Congressman Tom McClintock

Representing the 4th District of California

Federal Lands Subcommittee Legislative Hearing on H.R. 5780, Utah Public Lands Initiative Act

September 14, 2016

Congressman McClintock is the chairman of the Subcommittee on Federal Lands.  The subcommittee held a legislative hearing on September 14, 2016.  Congressman McClintock delivered the following opening statement:

Opening Statement of Chairman Tom McClintock (CA-04)
House Committee on Natural Resources
Subcommittee on Federal Lands

Legislative Hearing on H.R. 5780, Utah Public Lands Initiative Act

September 14, 2016

Good morning. Today, the Subcommittee on Federal Lands meets to hear testimony on H.R. 5780, the Utah Public Lands Initiative Act, brought to us by the Chairman of the Natural Resources Committee, Mr. Rob Bishop. 

This subcommittee measures bills according to three over-arching objectives for federal lands management: to restore public access to the public lands, to restore sound management practices to the public lands and to restore the federal government as a good neighbor to the communities directly impacted by the public lands.

Of all the bills we have seen during this Congress, I believe no one has tried harder to adhere to these principles than Chairman Bishop in the bill before us today, the Public Lands Initiative (PLI). 

Although the Federal Government owns only 7/10ths of one percent of New York, 1.1 percent of Illinois, 1.6 percent of Massachusetts and 1.8 percent of Texas, it owns nearly half of California, 4/5 of Nevada and 2/3 of Congressman Bishop’s home state of Utah.

This creates enormous problems and economic distress on the communities impacted by federal land ownership, and the bill before us is the result of many years of work, collaboration and compromise by Chairman Bishop that has produced a locally-driven solution to some of Utah’s most daunting land management issues. 

His bill promises to expand public recreational access, protect grazing, and ensure the continued use of off-highway vehicles. The PLI includes protections against federal overreach and ensures that the State of Utah can have control over its own economic and energy future. 

This bill is a give and take for all who were involved, but ultimately ensures certainty and resolution to the State of Utah.     

To be clear, I would not support the compromises in this bill if they were stand-alone legislation.  It designates millions of acres for wilderness that makes scientific land management nearly impossible.  It confers 360 miles of new Wild and Scenic River designations that have proven disastrous at Yosemite, where the Merced River designation is now being used to remove long-standing visitor amenities including bicycle and horse rentals, historic stone bridges and lodging.

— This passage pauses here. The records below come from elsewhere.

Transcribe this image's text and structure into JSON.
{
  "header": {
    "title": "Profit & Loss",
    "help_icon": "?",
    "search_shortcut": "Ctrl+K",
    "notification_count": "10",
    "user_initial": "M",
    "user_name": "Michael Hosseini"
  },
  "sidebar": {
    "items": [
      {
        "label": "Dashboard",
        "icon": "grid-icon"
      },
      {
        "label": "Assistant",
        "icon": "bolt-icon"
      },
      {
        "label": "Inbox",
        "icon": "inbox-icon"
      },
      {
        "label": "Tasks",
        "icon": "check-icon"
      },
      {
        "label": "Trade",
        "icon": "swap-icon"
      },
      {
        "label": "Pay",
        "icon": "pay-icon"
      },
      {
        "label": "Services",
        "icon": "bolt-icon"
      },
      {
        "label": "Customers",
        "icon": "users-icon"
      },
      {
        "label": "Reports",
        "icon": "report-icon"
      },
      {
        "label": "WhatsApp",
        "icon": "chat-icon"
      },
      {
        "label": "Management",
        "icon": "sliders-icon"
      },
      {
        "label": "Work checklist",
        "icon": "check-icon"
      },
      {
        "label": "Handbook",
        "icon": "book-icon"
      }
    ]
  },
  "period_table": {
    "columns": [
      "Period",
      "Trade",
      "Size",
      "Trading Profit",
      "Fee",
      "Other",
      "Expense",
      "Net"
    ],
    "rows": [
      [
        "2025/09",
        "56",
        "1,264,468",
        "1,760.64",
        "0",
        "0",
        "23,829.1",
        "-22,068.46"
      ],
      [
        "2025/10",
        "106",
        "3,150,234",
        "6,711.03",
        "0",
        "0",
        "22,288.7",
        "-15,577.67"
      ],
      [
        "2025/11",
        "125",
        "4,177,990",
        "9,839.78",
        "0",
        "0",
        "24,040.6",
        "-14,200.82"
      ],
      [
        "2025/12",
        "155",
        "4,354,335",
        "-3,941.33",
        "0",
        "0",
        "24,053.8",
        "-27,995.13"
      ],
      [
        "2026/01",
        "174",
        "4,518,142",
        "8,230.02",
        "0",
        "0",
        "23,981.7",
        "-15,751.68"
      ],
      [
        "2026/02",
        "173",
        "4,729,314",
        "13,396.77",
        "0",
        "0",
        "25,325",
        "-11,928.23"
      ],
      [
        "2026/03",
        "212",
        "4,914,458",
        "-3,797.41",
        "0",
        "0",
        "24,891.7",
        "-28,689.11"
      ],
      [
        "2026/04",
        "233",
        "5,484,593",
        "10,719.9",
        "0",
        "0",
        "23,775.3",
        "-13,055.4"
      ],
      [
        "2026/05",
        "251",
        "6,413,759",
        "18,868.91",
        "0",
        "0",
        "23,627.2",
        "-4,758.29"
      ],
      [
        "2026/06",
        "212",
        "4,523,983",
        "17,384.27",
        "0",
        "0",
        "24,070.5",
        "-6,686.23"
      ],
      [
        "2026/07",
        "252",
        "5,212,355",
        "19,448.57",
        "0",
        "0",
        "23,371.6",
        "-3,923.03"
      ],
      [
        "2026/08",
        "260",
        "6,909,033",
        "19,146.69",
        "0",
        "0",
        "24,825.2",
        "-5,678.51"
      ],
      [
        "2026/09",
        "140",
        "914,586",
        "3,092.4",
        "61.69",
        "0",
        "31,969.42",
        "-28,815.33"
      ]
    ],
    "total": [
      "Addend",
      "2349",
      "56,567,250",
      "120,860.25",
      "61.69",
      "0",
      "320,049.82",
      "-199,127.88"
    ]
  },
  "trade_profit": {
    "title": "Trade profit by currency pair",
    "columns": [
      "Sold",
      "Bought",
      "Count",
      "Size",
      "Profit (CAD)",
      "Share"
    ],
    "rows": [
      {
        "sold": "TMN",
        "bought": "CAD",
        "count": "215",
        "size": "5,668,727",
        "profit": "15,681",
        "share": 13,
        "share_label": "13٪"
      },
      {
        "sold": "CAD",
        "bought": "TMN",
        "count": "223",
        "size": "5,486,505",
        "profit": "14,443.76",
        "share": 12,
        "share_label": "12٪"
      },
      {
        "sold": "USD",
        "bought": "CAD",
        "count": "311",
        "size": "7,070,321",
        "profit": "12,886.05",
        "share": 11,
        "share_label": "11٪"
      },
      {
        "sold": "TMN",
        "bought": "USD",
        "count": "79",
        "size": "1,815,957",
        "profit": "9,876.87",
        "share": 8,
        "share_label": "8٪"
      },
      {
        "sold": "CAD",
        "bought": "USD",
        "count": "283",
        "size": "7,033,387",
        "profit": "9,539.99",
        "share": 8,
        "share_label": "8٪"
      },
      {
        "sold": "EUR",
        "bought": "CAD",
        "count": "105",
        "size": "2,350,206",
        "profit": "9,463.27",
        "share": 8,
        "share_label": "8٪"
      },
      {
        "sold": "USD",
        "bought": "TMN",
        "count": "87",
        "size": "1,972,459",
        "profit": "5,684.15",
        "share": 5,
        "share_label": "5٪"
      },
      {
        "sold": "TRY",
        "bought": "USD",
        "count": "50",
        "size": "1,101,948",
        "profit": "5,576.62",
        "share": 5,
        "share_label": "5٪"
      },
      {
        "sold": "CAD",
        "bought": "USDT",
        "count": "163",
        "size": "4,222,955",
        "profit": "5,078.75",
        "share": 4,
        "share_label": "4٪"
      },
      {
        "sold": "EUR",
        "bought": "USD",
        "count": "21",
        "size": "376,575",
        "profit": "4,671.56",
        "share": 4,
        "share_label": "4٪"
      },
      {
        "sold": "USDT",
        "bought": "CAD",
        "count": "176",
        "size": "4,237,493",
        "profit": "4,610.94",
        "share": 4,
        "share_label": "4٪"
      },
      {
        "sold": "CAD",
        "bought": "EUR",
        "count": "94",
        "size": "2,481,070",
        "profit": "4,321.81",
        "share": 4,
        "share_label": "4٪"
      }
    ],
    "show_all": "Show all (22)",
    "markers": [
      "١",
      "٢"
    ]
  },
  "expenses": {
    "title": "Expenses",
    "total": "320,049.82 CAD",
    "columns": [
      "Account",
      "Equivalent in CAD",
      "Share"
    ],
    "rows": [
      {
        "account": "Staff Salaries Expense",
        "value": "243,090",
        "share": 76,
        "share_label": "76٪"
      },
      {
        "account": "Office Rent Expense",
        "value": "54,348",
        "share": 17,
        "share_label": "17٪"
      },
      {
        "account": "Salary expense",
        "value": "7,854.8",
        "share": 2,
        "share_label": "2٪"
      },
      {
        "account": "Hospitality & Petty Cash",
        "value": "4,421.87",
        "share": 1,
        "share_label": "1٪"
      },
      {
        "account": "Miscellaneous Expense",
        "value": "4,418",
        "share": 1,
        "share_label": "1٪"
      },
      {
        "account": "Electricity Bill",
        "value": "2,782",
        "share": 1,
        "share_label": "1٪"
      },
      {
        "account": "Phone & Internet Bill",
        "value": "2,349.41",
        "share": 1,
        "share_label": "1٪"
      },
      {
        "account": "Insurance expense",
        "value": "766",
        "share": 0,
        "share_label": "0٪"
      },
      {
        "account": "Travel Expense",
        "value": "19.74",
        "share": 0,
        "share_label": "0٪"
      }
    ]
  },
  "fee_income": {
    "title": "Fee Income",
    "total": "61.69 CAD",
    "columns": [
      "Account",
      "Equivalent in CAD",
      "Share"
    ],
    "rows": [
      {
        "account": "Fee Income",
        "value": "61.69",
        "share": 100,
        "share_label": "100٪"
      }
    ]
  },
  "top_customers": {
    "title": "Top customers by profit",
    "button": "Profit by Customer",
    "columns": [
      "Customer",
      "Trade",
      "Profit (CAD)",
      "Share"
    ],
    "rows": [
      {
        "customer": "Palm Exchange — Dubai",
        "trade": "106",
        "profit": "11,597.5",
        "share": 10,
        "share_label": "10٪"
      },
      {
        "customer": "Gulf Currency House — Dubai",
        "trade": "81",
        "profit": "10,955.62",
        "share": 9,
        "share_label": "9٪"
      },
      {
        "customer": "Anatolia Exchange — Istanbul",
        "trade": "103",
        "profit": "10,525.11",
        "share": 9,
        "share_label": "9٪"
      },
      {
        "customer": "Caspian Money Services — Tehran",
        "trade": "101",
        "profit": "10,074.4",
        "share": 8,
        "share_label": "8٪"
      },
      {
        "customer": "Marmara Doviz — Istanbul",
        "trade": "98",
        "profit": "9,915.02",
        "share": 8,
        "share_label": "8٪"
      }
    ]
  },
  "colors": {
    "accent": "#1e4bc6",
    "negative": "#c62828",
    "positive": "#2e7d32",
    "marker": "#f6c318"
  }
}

But these concessions were made in order to provide certainty and stability for other lands that are exchanged and consolidated for beneficial use by the public, and inclusion of local and tribal governments in many land management decisions from which they were previously excluded. 

Most importantly, this bill pre-empts arbitrary and capricious designations threatened in the final throes of the Obama administration.  Mr. Obama’s threatened monument designations are focused on appeasing out-of-state interests at the expense of local people struggling to have good paying jobs and keep their public schools open after monuments engulf their communities. In contrast, this bill seeks to create a national monument that the people of Utah and its tribes actually support.

This President has relied on the Antiquities Act – originally written in 1906 to provide temporary protection of archeological sites from looting -- to lock up 548 million acres of land and water lands on whim.  That’s an area larger than the states of California, Texas, Oregon, Wyoming, Colorado, and New Mexico combined. This abuse of power means the public is largely forbidden from enjoying traditional recreational pursuits on the public lands, including snowmobiling, hunting, fishing, shooting, off-highway vehicle use.  
In my own district, these same special interests are trying to convert the Sierra National Forest into a 1.3 million-acre Sierra National Monument, obliterating the last remaining timber jobs in our communities and making the management of our lands impossible at a time of severe drought and beetle infestation.  If successful, I would suggest naming it the “Burnt Forest National Monument,” where school children can come to see what leftist environmentalism has done to the environment. 

I’m not sure to whom President Obama thinks he is accountable, but here in Congress we believe it’s our constituents.  Ultimately, it is up to our elected officials, such as Chairman Bishop and Commissioner Rebecca Benally, who is here today, to represent their local residents and be held accountable for their land use choices. 

I hope the administration officials here today pay close attention to the loud and resounding opposition to a unilateral monument designation and let local elected officials decide the fate of lands in Utah. 

With that, I look forward to hearing testimony from today’s witnesses and I now recognize the Ranking Member for her opening statement.